Everybody has their quirks, some more than others. These plane types can get annoying, for when strapped in the air, there is no escape route
Being irksome is inscribed in some people’s personalities. They can’t help it. Take these passengers for instance. It’s fascinating how completely oblivious they are to the choppy ripples they create by just being themselves.
He forgets that he is just flying from one place to another and not diving outlandishly into a freshers’ party. And he even ends up trying to load up on that ‘free booze!’ Perhaps he should have taken the train instead where more money saved equals more alcohol bought or whatever.
Tip: If he does not stop with his incessant drunken chatter, someone might just get tempted into holding the door open for him, mid-air. Lending a parachute would be optional.
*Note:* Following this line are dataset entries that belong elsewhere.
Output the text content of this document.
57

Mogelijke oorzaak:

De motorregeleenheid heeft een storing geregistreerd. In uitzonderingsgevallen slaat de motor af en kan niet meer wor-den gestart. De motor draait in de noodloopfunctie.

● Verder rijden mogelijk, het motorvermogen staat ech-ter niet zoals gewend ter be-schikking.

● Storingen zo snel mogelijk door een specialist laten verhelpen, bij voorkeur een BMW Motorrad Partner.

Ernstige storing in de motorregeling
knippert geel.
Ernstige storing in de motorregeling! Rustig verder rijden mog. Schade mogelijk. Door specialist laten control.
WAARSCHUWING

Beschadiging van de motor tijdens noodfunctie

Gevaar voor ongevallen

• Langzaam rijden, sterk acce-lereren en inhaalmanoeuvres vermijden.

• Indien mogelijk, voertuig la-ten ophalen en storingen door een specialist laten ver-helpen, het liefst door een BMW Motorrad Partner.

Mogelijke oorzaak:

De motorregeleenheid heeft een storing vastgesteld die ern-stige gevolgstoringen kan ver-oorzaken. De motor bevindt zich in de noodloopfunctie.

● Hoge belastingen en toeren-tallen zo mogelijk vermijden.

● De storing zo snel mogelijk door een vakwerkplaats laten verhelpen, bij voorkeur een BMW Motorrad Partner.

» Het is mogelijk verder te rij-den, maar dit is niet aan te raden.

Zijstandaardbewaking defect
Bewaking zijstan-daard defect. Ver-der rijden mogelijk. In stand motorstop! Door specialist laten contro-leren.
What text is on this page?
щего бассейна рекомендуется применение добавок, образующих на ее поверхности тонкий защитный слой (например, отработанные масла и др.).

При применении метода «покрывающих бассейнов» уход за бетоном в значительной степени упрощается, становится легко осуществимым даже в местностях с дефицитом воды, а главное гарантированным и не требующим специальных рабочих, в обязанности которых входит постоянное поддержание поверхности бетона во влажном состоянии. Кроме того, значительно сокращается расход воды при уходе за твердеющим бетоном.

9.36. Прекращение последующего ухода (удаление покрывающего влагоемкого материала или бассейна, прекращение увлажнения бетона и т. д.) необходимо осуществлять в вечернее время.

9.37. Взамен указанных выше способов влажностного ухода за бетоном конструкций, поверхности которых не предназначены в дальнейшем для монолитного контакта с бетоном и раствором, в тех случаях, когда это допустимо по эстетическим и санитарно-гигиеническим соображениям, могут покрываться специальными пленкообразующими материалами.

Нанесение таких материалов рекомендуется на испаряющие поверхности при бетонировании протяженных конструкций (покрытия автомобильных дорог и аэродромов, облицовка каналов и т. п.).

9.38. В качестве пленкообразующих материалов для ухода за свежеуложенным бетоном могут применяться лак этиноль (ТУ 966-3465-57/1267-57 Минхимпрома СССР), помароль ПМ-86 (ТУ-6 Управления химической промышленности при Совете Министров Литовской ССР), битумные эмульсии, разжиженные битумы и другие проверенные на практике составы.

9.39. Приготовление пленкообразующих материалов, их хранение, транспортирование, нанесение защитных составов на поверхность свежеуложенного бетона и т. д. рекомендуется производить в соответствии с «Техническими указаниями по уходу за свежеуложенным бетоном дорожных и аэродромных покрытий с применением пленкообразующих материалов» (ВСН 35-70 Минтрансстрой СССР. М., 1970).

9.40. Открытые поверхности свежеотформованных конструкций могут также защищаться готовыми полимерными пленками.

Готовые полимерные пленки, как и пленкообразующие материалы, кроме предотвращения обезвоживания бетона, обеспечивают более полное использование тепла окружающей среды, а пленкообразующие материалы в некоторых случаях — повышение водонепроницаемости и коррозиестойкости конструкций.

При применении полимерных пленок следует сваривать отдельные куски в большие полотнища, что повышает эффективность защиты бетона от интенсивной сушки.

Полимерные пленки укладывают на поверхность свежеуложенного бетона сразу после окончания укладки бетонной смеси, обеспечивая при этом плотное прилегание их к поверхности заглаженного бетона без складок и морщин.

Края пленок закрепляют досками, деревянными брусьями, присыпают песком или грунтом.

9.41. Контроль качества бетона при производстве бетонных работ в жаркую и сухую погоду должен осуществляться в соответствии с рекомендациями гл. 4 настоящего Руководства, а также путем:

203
He can’t help pressing that shiny orange button like a monkey in a spacecraft. Often, he mistakes the stewards for his personal butlers. Perhaps he mistakenly believes they own a fancy stove in the back to correct those potatoes or have some magic dust to fluff pillows to another level of comfort.
Tip: He won’t altogether be wrong to believe in their ability to trip and spill an open can of OJ all over him, lest he challenges that then.
The flight is delayed. There is nothing he can say or do that will help solve the situation. Yet when he insists on nagging the airhostess every five minutes to ‘take off already’, he doesn’t only sound inanely vexing, but also deliciously smack-worthy.
Tip: If he is getting late for that meeting, he should enjoy the wonders of technology by pushing buttons on his mobile phone to inform them of the circumstances.
Now a business class ticket is bought so we don’t have to travel like worms stuffed in a can. But he takes for granted that ‘extra space’ that ends at the seat’s hand-rest from where an imaginary line defines everything from the floor, all the way to the air above our chairs. Just because the person next to him is poised, he thinks he can slobber all over the place with his many bags and well, breath.
Tip: He can keep his elbows inside, because believe it or not, he is a human, not a sunbathing hippo.